Here are 10 easy ways to cut losses while stock trading

A small-time stock trader is always scared about burning a hole in his pocket; especially at times of market volatility. Amit Lalan, Director, Upstox lays out 10 basic rules which can help cut trade losses.

  1. Protecting capital:

You need to be obsessive about protecting your capital and the first step to achieve this is to figure out how much you are willing to lose per day, per week, per month, and overall. This should be your guiding principle in trading.

  1. Know when to stop

If you are not a stop-loss person, then trading is not for you. Defined, stop loss is an instruction where the investor instructs the broker to sell the stock if it drops to a certain price. It reflects the loss you are willing to accept on a trading position; whether it is trading long (buy) or short (sell). The best of traders always trade with a stop-loss in mind.

  1. Think like a trader

Start thinking like a trader and not an investor. For a trader, profit is what is booked; all else is book-profits. Keep taking profits off the table at regular intervals. This will help churn the money and give better returns.

  1. Follow the trend

It’s important to latch on to the market momentum. Trying to sell during a bull market or buy during a falling knife is pointless. The market is always trying to tell you something and it is your job to listen.

  1. Learn and move on

Don’t obsess over a loss or missing out on a big profit. Don’t fall into the over analysis trap. Profits and losses are part of the game… so, learn to take it in your stride.

  1. Leverage with care

Ensure on always having sufficient balance before opting for leverage. This is especially applicable in a volatile market. That is where most traders get hit. In such markets, focus on cutting losses than making profits.

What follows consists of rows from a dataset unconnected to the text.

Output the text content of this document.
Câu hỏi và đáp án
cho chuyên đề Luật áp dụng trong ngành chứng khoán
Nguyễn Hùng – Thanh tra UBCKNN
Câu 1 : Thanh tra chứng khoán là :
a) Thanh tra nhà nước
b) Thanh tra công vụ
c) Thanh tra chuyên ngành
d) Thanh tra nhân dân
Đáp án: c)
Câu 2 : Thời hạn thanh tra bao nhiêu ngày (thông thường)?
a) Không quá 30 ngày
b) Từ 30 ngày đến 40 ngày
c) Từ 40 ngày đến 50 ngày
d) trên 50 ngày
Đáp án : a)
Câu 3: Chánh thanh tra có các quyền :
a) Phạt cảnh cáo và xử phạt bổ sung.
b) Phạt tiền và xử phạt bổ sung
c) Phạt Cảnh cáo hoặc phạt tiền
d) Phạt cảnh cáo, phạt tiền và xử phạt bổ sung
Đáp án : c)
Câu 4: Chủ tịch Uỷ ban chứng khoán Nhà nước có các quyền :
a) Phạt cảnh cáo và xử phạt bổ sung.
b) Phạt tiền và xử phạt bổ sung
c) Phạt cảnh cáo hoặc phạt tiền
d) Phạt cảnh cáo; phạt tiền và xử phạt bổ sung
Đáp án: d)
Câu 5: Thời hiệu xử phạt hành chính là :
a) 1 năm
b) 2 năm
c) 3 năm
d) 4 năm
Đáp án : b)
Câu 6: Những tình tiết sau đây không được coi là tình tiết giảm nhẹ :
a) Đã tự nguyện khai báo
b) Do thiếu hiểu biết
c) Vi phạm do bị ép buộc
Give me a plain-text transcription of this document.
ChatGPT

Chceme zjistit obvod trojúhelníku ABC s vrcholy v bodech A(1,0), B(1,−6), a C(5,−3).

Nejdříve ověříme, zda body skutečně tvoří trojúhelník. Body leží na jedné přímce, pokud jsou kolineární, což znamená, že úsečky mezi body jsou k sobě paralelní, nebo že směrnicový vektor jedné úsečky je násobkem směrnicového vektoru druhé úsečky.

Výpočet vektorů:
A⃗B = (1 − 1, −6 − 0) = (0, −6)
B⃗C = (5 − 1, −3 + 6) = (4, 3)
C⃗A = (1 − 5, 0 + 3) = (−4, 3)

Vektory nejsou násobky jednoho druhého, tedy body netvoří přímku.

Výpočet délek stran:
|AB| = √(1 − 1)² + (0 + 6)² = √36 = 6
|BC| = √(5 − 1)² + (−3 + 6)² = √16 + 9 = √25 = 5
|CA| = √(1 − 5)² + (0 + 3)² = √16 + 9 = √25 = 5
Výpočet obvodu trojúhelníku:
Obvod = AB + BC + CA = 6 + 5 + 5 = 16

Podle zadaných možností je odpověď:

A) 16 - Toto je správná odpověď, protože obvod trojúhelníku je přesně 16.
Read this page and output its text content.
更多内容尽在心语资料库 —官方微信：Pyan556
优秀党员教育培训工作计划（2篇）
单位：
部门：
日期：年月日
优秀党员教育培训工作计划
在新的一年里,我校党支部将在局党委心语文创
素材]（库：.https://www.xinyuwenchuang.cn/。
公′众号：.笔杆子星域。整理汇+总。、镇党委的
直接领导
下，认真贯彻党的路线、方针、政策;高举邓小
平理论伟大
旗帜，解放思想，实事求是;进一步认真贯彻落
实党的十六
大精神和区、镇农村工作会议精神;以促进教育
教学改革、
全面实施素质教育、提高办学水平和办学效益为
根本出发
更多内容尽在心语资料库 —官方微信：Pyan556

  1.  Buying, Selling and Doing nothing

Traders believe that strategy means to buy or to sell in the market. But waiting on the sidelines can also be very productive; especially when the market is confusing.

  1. Stay away from free advice

Don’t get carried away by trading calls on WhatsApp and SMS. Quick money can be quite tempting but free stock tips are rarely worth it.

  1. Keep costs low.

Factor in brokerage costs (Upstox charges zero brokerage for equity and Rs. 20/order for intraday), STT, stamp duty, GST etc. when estimating profits.

  1.  Overnight risk may not be right

When there is uncertainty on the economic/geopolitical front or there is a major event coming up, it is advisable to be as light in the market as possible.

The secret to being a successful trader is to manage risks as much as it is about taking them. Overall, just get the basics right and adopt a disciplined approach.